Колло д’Эрбуа поспешил внести свой доклад и в свойственном ему революционном упоении представил эти отвратительные экзекуции в том виде, в каком они представлялись его воображению, то есть как нечто совершенно естественное и необходимое. Сущность его доклада состояла в том, что лионцы побеждены, но говорят, что скоро отмстят за себя. Нужно запугать этих всё еще не смирившихся бунтовщиков, а вместе с ними – всех, кто вздумал бы подражать им; нужен пример, быстрый и страшный. Обыкновенное орудие казни действовало недостаточно скоро, молот разрушал медленно; тогда картечь истребила людей, а порох истребил здания.
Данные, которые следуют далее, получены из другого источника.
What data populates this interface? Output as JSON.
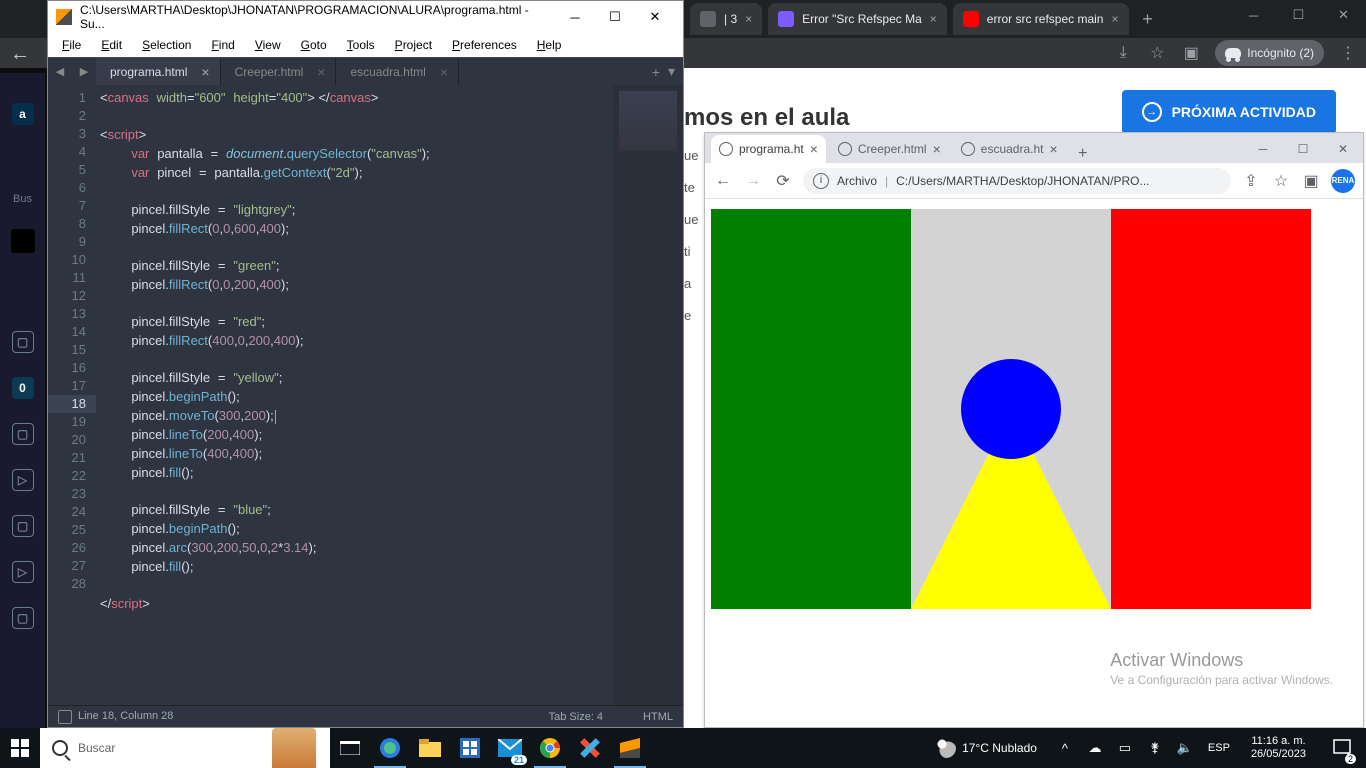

У казненных руки, в свою очередь, были обагрены кровью патриотов. Народная комиссия отбирала их из толпы арестантов быстрым и верным глазом, и нет причин сожалеть ни об одном из них.
Террор в Лионе
Такими объяснениями Колло д’Эрбуа вынуждает изумленное собрание одобрить то, что ему самому кажется естественным. Потом он отправляется к якобинцам жаловаться на то, как трудно было оправдать свои действия, и на сочувствие, вызванное лионцами. «Сегодня, – рассказывает он, – мне пришлось прибегать к перифразам, чтобы заставить Конвент одобрить казнь изменников. Они там плакали, спрашивали: “Умирали ли изменники с первого раза?..” С первого раза! Контрреволюционеры! А Шалье разве умер с первого раза?! Вы осведомляетесь, сказал я Конвенту, как умерли эти люди, покрытые кровью наших братьев. Да если бы они не умерли, вы бы здесь не совещались!.. Что ж, они едва поняли эти речи. Они слышать не могли о мертвецах, не умели защитить себя от теней!»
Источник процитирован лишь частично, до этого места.